I got about 2 hours of sleep before waking up at 2:30 a.m. to go to
the airport. Our flight was at 6 a.m. We landed at Narita Airport
around 2 pm Tokyo time. Immigration was a breeze. We took two trains to
get to Shinjuku, where we were staying. The whole trip from Narita to
Shinjuku took two hours. Tickets were bought from actual human beings
so that was also easy. The only thing of note on the train ride was a
Japanese girl-Italian guy couple who were being loud and annoying,
pissing off the old Japanese couple next to them.

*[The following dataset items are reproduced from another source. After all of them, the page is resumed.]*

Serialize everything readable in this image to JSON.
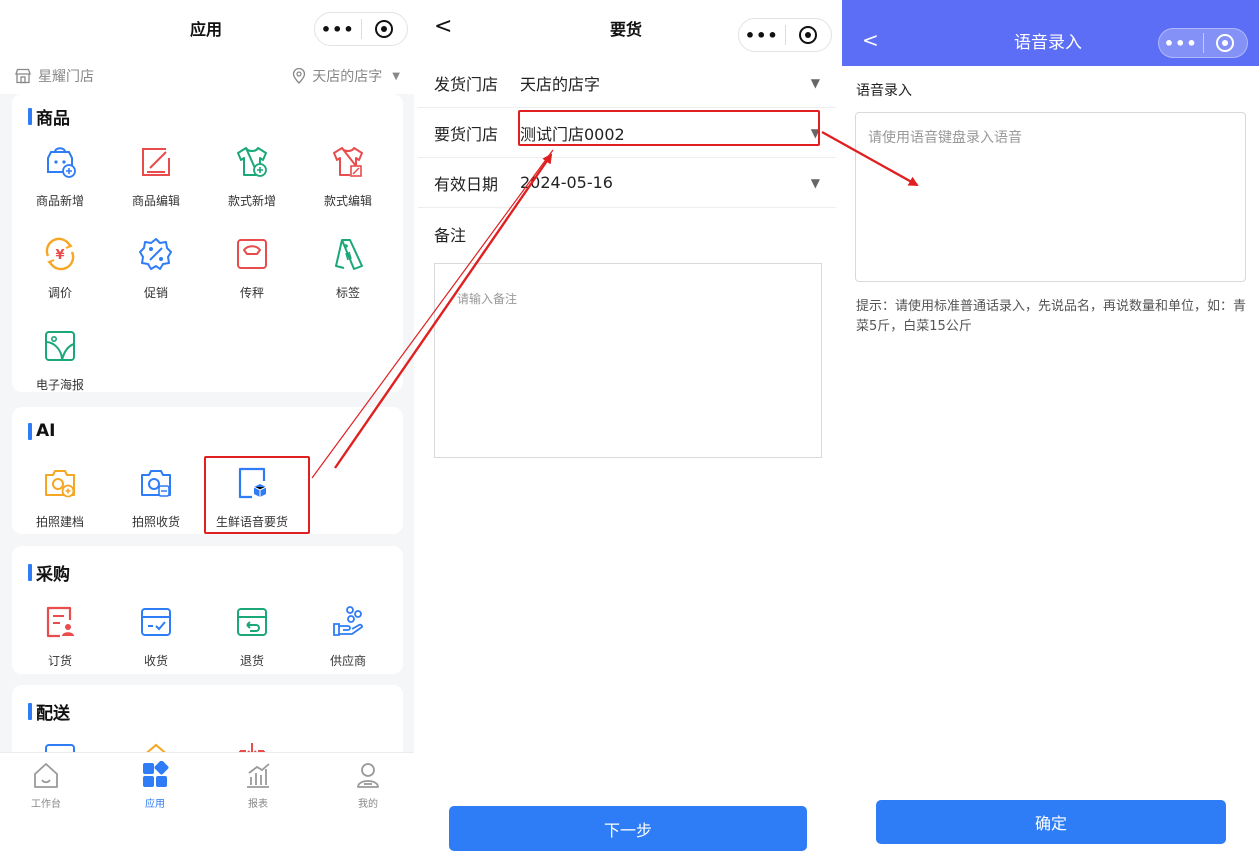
{
  "panel1": {
    "title": "应用",
    "capsule": {
      "more": "•••",
      "close": "target-icon"
    },
    "store_left": "星耀门店",
    "store_right": "天店的店字",
    "sections": [
      {
        "title": "商品",
        "items": [
          "商品新增",
          "商品编辑",
          "款式新增",
          "款式编辑",
          "调价",
          "促销",
          "传秤",
          "标签",
          "电子海报"
        ]
      },
      {
        "title": "AI",
        "items": [
          "拍照建档",
          "拍照收货",
          "生鲜语音要货"
        ]
      },
      {
        "title": "采购",
        "items": [
          "订货",
          "收货",
          "退货",
          "供应商"
        ]
      },
      {
        "title": "配送"
      }
    ],
    "tabs": [
      "工作台",
      "应用",
      "报表",
      "我的"
    ],
    "active_tab": "应用"
  },
  "panel2": {
    "title": "要货",
    "back": "<",
    "rows": [
      {
        "label": "发货门店",
        "value": "天店的店字"
      },
      {
        "label": "要货门店",
        "value": "测试门店0002"
      },
      {
        "label": "有效日期",
        "value": "2024-05-16"
      }
    ],
    "remark_label": "备注",
    "remark_placeholder": "请输入备注",
    "next_button": "下一步"
  },
  "panel3": {
    "title": "语音录入",
    "back": "<",
    "voice_label": "语音录入",
    "voice_placeholder": "请使用语音键盘录入语音",
    "hint": "提示：请使用标准普通话录入，先说品名，再说数量和单位，如：青菜5斤，白菜15公斤",
    "confirm_button": "确定"
  },
  "colors": {
    "accent": "#2e7cf6",
    "header_purple": "#5b6ef5",
    "annotation_red": "#e02020"
  }
}
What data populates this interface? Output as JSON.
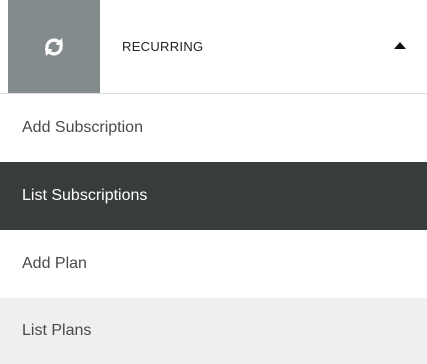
{
  "menu": {
    "header": {
      "icon": "refresh-icon",
      "label": "RECURRING",
      "toggle_icon": "caret-up-icon",
      "expanded": true
    },
    "items": [
      {
        "label": "Add Subscription",
        "state": "normal"
      },
      {
        "label": "List Subscriptions",
        "state": "active"
      },
      {
        "label": "Add Plan",
        "state": "normal"
      },
      {
        "label": "List Plans",
        "state": "hover"
      }
    ]
  },
  "colors": {
    "icon_box": "#838b8c",
    "active_bg": "#393c3c",
    "hover_bg": "#efefef",
    "text": "#4a4a4a"
  }
}
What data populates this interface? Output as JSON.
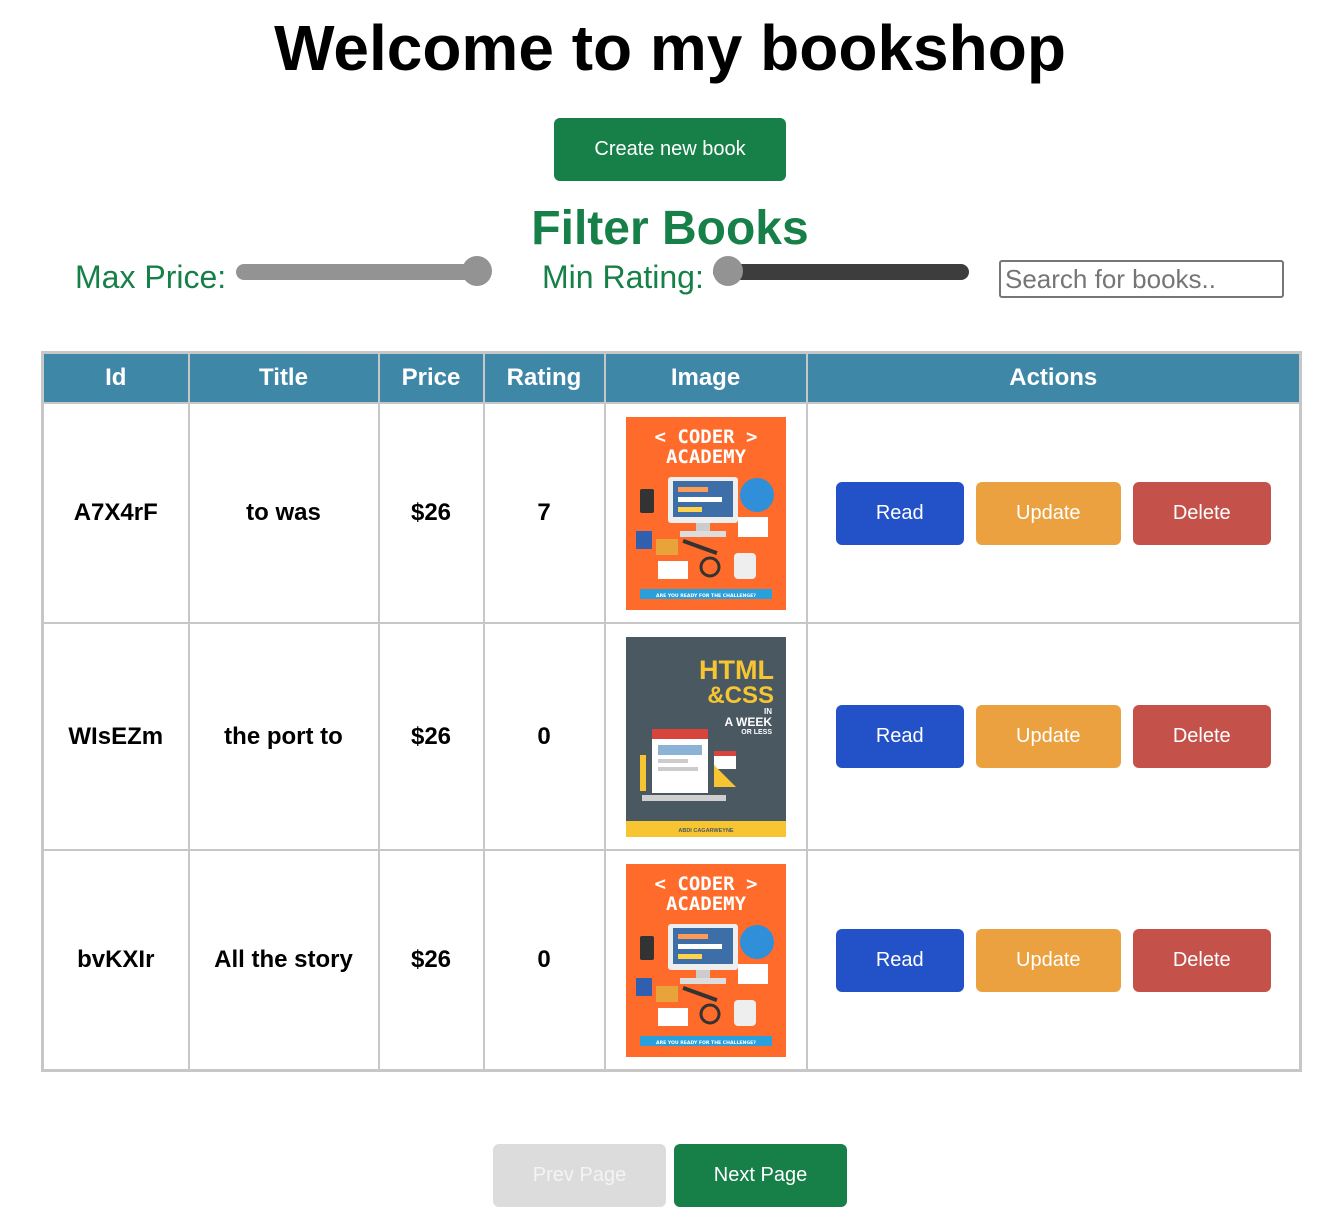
{
  "page": {
    "title": "Welcome to my bookshop",
    "create_button": "Create new book"
  },
  "filters": {
    "title": "Filter Books",
    "max_price_label": "Max Price:",
    "max_price_level": 1.0,
    "min_rating_label": "Min Rating:",
    "min_rating_level": 0.0,
    "search_placeholder": "Search for books.."
  },
  "table": {
    "headers": {
      "id": "Id",
      "title": "Title",
      "price": "Price",
      "rating": "Rating",
      "image": "Image",
      "actions": "Actions"
    },
    "rows": [
      {
        "id": "A7X4rF",
        "title": "to was",
        "price": "$26",
        "rating": "7",
        "cover": "coder-academy",
        "cover_text": [
          "< CODER >",
          "ACADEMY",
          "ARE YOU READY FOR THE CHALLENGE?"
        ]
      },
      {
        "id": "WIsEZm",
        "title": "the port to",
        "price": "$26",
        "rating": "0",
        "cover": "html-css",
        "cover_text": [
          "HTML",
          "&CSS",
          "IN",
          "A WEEK",
          "OR LESS",
          "ABDI CAGARWEYNE"
        ]
      },
      {
        "id": "bvKXIr",
        "title": "All the story",
        "price": "$26",
        "rating": "0",
        "cover": "coder-academy",
        "cover_text": [
          "< CODER >",
          "ACADEMY",
          "ARE YOU READY FOR THE CHALLENGE?"
        ]
      }
    ],
    "actions": {
      "read": "Read",
      "update": "Update",
      "delete": "Delete"
    }
  },
  "pagination": {
    "prev": "Prev Page",
    "next": "Next Page",
    "prev_disabled": true
  },
  "colors": {
    "brand_green": "#168048",
    "header_blue": "#3f87a6",
    "read_blue": "#2351c8",
    "update_orange": "#eba13f",
    "delete_red": "#c4524a",
    "coder_cover_orange": "#ff6b2b",
    "html_cover_slate": "#4a5862"
  }
}
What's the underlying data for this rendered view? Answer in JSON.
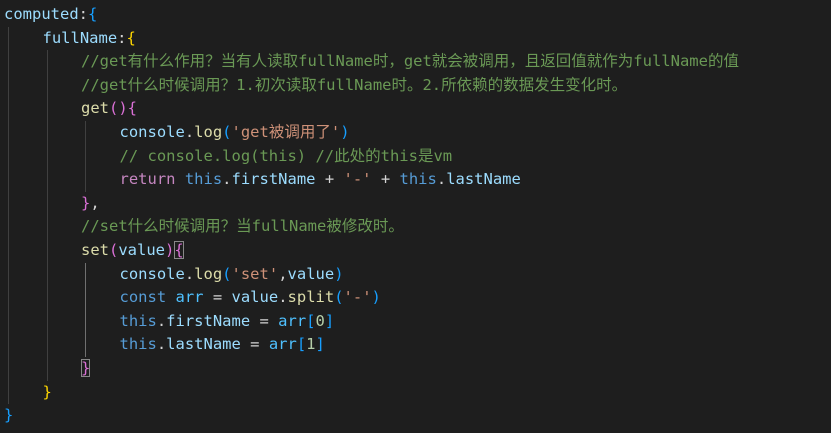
{
  "colors": {
    "background": "#1e1e1e",
    "indent_guide": "#404040",
    "indent_guide_active": "#707070",
    "bracket_match_outline": "#888888"
  },
  "lines": [
    {
      "indent": 0,
      "tokens": [
        {
          "t": "computed",
          "c": "#9cdcfe"
        },
        {
          "t": ":",
          "c": "#d4d4d4"
        },
        {
          "t": "{",
          "c": "#179fff"
        }
      ]
    },
    {
      "indent": 1,
      "tokens": [
        {
          "t": "fullName",
          "c": "#9cdcfe"
        },
        {
          "t": ":",
          "c": "#d4d4d4"
        },
        {
          "t": "{",
          "c": "#ffd700"
        }
      ]
    },
    {
      "indent": 2,
      "tokens": [
        {
          "t": "//get有什么作用？当有人读取fullName时，get就会被调用，且返回值就作为fullName的值",
          "c": "#6a9955"
        }
      ]
    },
    {
      "indent": 2,
      "tokens": [
        {
          "t": "//get什么时候调用？1.初次读取fullName时。2.所依赖的数据发生变化时。",
          "c": "#6a9955"
        }
      ]
    },
    {
      "indent": 2,
      "tokens": [
        {
          "t": "get",
          "c": "#dcdcaa"
        },
        {
          "t": "()",
          "c": "#da70d6"
        },
        {
          "t": "{",
          "c": "#da70d6"
        }
      ]
    },
    {
      "indent": 3,
      "tokens": [
        {
          "t": "console",
          "c": "#9cdcfe"
        },
        {
          "t": ".",
          "c": "#d4d4d4"
        },
        {
          "t": "log",
          "c": "#dcdcaa"
        },
        {
          "t": "(",
          "c": "#179fff"
        },
        {
          "t": "'get被调用了'",
          "c": "#ce9178"
        },
        {
          "t": ")",
          "c": "#179fff"
        }
      ]
    },
    {
      "indent": 3,
      "tokens": [
        {
          "t": "// console.log(this) //此处的this是vm",
          "c": "#6a9955"
        }
      ]
    },
    {
      "indent": 3,
      "tokens": [
        {
          "t": "return",
          "c": "#c586c0"
        },
        {
          "t": " ",
          "c": "#d4d4d4"
        },
        {
          "t": "this",
          "c": "#569cd6"
        },
        {
          "t": ".",
          "c": "#d4d4d4"
        },
        {
          "t": "firstName",
          "c": "#9cdcfe"
        },
        {
          "t": " + ",
          "c": "#d4d4d4"
        },
        {
          "t": "'-'",
          "c": "#ce9178"
        },
        {
          "t": " + ",
          "c": "#d4d4d4"
        },
        {
          "t": "this",
          "c": "#569cd6"
        },
        {
          "t": ".",
          "c": "#d4d4d4"
        },
        {
          "t": "lastName",
          "c": "#9cdcfe"
        }
      ]
    },
    {
      "indent": 2,
      "tokens": [
        {
          "t": "}",
          "c": "#da70d6"
        },
        {
          "t": ",",
          "c": "#d4d4d4"
        }
      ]
    },
    {
      "indent": 2,
      "tokens": [
        {
          "t": "//set什么时候调用？当fullName被修改时。",
          "c": "#6a9955"
        }
      ]
    },
    {
      "indent": 2,
      "tokens": [
        {
          "t": "set",
          "c": "#dcdcaa"
        },
        {
          "t": "(",
          "c": "#da70d6"
        },
        {
          "t": "value",
          "c": "#9cdcfe"
        },
        {
          "t": ")",
          "c": "#da70d6"
        },
        {
          "t": "{",
          "c": "#da70d6",
          "box": true
        }
      ]
    },
    {
      "indent": 3,
      "tokens": [
        {
          "t": "console",
          "c": "#9cdcfe"
        },
        {
          "t": ".",
          "c": "#d4d4d4"
        },
        {
          "t": "log",
          "c": "#dcdcaa"
        },
        {
          "t": "(",
          "c": "#179fff"
        },
        {
          "t": "'set'",
          "c": "#ce9178"
        },
        {
          "t": ",",
          "c": "#d4d4d4"
        },
        {
          "t": "value",
          "c": "#9cdcfe"
        },
        {
          "t": ")",
          "c": "#179fff"
        }
      ]
    },
    {
      "indent": 3,
      "tokens": [
        {
          "t": "const",
          "c": "#569cd6"
        },
        {
          "t": " ",
          "c": "#d4d4d4"
        },
        {
          "t": "arr",
          "c": "#4fc1ff"
        },
        {
          "t": " = ",
          "c": "#d4d4d4"
        },
        {
          "t": "value",
          "c": "#9cdcfe"
        },
        {
          "t": ".",
          "c": "#d4d4d4"
        },
        {
          "t": "split",
          "c": "#dcdcaa"
        },
        {
          "t": "(",
          "c": "#179fff"
        },
        {
          "t": "'-'",
          "c": "#ce9178"
        },
        {
          "t": ")",
          "c": "#179fff"
        }
      ]
    },
    {
      "indent": 3,
      "tokens": [
        {
          "t": "this",
          "c": "#569cd6"
        },
        {
          "t": ".",
          "c": "#d4d4d4"
        },
        {
          "t": "firstName",
          "c": "#9cdcfe"
        },
        {
          "t": " = ",
          "c": "#d4d4d4"
        },
        {
          "t": "arr",
          "c": "#4fc1ff"
        },
        {
          "t": "[",
          "c": "#179fff"
        },
        {
          "t": "0",
          "c": "#b5cea8"
        },
        {
          "t": "]",
          "c": "#179fff"
        }
      ]
    },
    {
      "indent": 3,
      "tokens": [
        {
          "t": "this",
          "c": "#569cd6"
        },
        {
          "t": ".",
          "c": "#d4d4d4"
        },
        {
          "t": "lastName",
          "c": "#9cdcfe"
        },
        {
          "t": " = ",
          "c": "#d4d4d4"
        },
        {
          "t": "arr",
          "c": "#4fc1ff"
        },
        {
          "t": "[",
          "c": "#179fff"
        },
        {
          "t": "1",
          "c": "#b5cea8"
        },
        {
          "t": "]",
          "c": "#179fff"
        }
      ]
    },
    {
      "indent": 2,
      "tokens": [
        {
          "t": "}",
          "c": "#da70d6",
          "box": true
        }
      ]
    },
    {
      "indent": 1,
      "tokens": [
        {
          "t": "}",
          "c": "#ffd700"
        }
      ]
    },
    {
      "indent": 0,
      "tokens": [
        {
          "t": "}",
          "c": "#179fff"
        }
      ]
    }
  ]
}
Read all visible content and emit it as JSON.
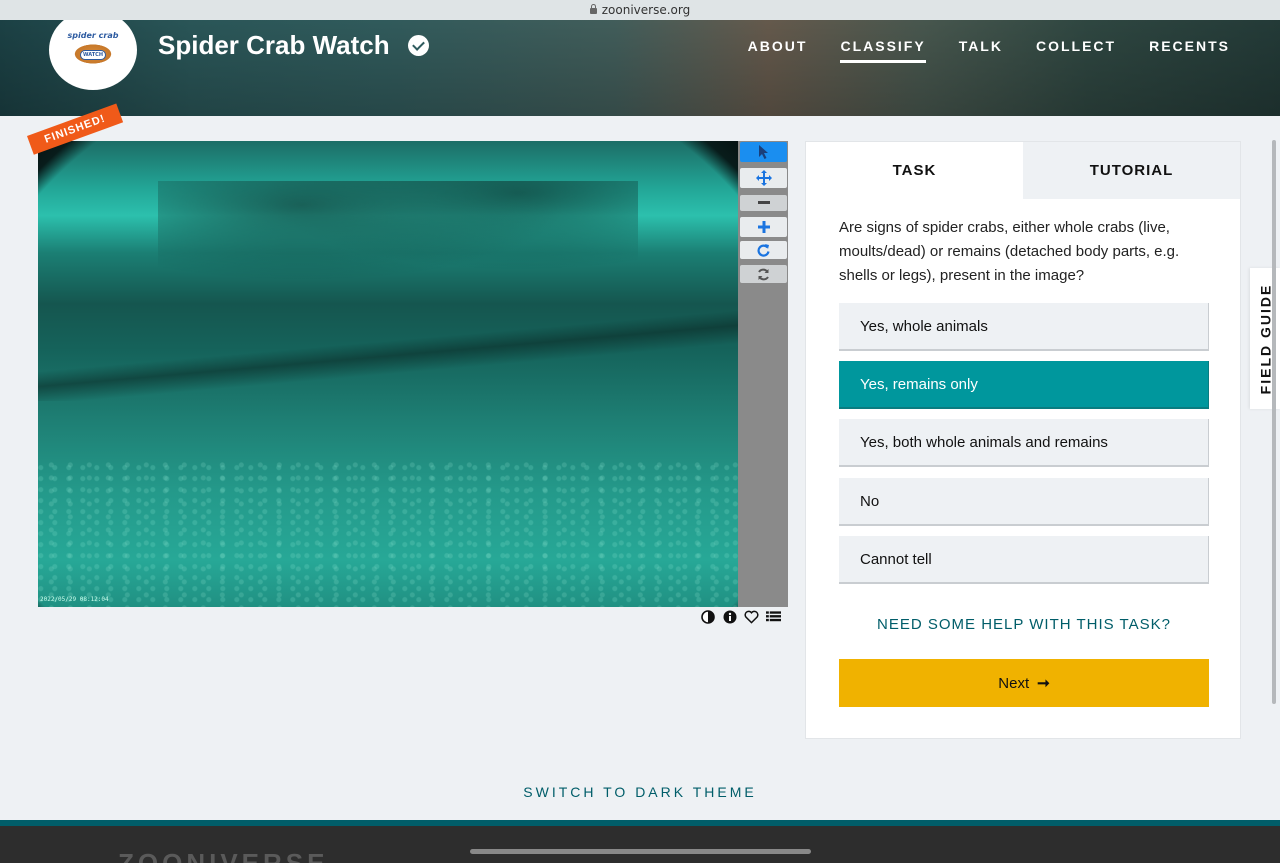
{
  "browser": {
    "url": "zooniverse.org"
  },
  "header": {
    "logo_text": "spider crab",
    "logo_badge": "WATCH",
    "project_title": "Spider Crab Watch",
    "nav": [
      {
        "label": "ABOUT",
        "active": false
      },
      {
        "label": "CLASSIFY",
        "active": true
      },
      {
        "label": "TALK",
        "active": false
      },
      {
        "label": "COLLECT",
        "active": false
      },
      {
        "label": "RECENTS",
        "active": false
      }
    ]
  },
  "viewer": {
    "ribbon": "FINISHED!",
    "timestamp": "2022/05/29 08:12:04",
    "tools": [
      "pointer-icon",
      "move-icon",
      "zoom-out-icon",
      "zoom-in-icon",
      "rotate-icon",
      "reset-icon"
    ],
    "bottom_icons": [
      "invert-icon",
      "info-icon",
      "favorite-icon",
      "collections-icon"
    ]
  },
  "task_panel": {
    "tabs": {
      "task": "TASK",
      "tutorial": "TUTORIAL"
    },
    "question": "Are signs of spider crabs, either whole crabs (live, moults/dead) or remains (detached body parts, e.g. shells or legs), present in the image?",
    "answers": [
      {
        "label": "Yes, whole animals",
        "selected": false
      },
      {
        "label": "Yes, remains only",
        "selected": true
      },
      {
        "label": "Yes, both whole animals and remains",
        "selected": false
      },
      {
        "label": "No",
        "selected": false
      },
      {
        "label": "Cannot tell",
        "selected": false
      }
    ],
    "help_link": "NEED SOME HELP WITH THIS TASK?",
    "next_label": "Next",
    "next_arrow": "➞"
  },
  "field_guide": "FIELD GUIDE",
  "switch_theme": "SWITCH TO DARK THEME",
  "footer": {
    "logo": "ZOONIVERSE"
  },
  "colors": {
    "selected_answer": "#00979d",
    "next_button": "#f0b200",
    "link": "#005d69",
    "ribbon": "#f05a19",
    "active_tool": "#1a8ef0"
  }
}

Once we reached Shinjuku… well I don’t know what I was expecting but
I was super fucking excited. Shinjuku is one of the major commercial
centres in Tokyo and its administrative centre. It’s also home to the
busiest train station in the world, servicing a million commuters
daily. This was apparent from the chaos that surrounded us the moment
we got out of the train.
We stayed at the Sunroute Plaza Shinjuku. It came with our
relatively inexpensive flight package so we weren’t sure what to
expect, but it turned out to be a pretty swanky hotel. The room was
tiny, as most Japanese hotel rooms are, but it was otherwise very nice.
It had one of those high-tech Japanese toilets with a bidet. During
the trip, I formed a very fond attachment to the Japanese bidet.
It was raining that afternoon, so our first purchase in Tokyo was a
pair of umbrellas. Very cute ones that made us feel like Tokyoites. I
was quite sad to leave them behind on our last day but they were too
cumbersome to carry onto the plane.
We basically just wandered around aimlessly, wondering where to eat,
since everything was in Japanese and we weren’t really sure what was
good and cheap. Eventually we stumbled across one of those vending
machine restaurants, and we stopped there. At the entrance is a vending
machine. You put in your money, choose what you want to eat from the
pictures, and then the machine gives you a receipt. You give the
receipt to a waitress, who then passes it to the kitchen and then you
get your food.
It took me a long time to decide what to eat because the pictures
were so small and I didn’t know what was what. I ended up having a hot
plate of fried rice, which turned out to be pretty good. When the
waitress gave it to me, she warned, “Hot-to.”
After dinner we went to Takashimaya Times Square, the 11-story
behemoth with a floor to cater to each age group. We entered right into
Tokyu Hands, a department store that pretty much sells everything you
never knew you needed, like crepe makers, towels specially designed for
hair-drying, cutters that create cute faces on your seaweed so that you
can make sushi and rice balls that look like this:
I almost bought some really cute ass
chopsticks, which were yellow and came in their own plastic box and
said in French, “Have you eaten yet?”. I was also stuck for a while at
the lunchbox section. SO MUCH CUTENESS.
Eventually Lianyi tore me away so we
could explore the other floors. Well we were too tired to do any
shopping so we just went all the way up to the top to HMV. After buying
a Super Furry Animals CD, we had a crepe and then we walked back to our
hotel. There was a Krispy Kreme right outside Taka. It had a long queue
outside it when we walked past it on our way to Taka, and it still had
a long queue as we walked back. I guess donuts are popular everywhere.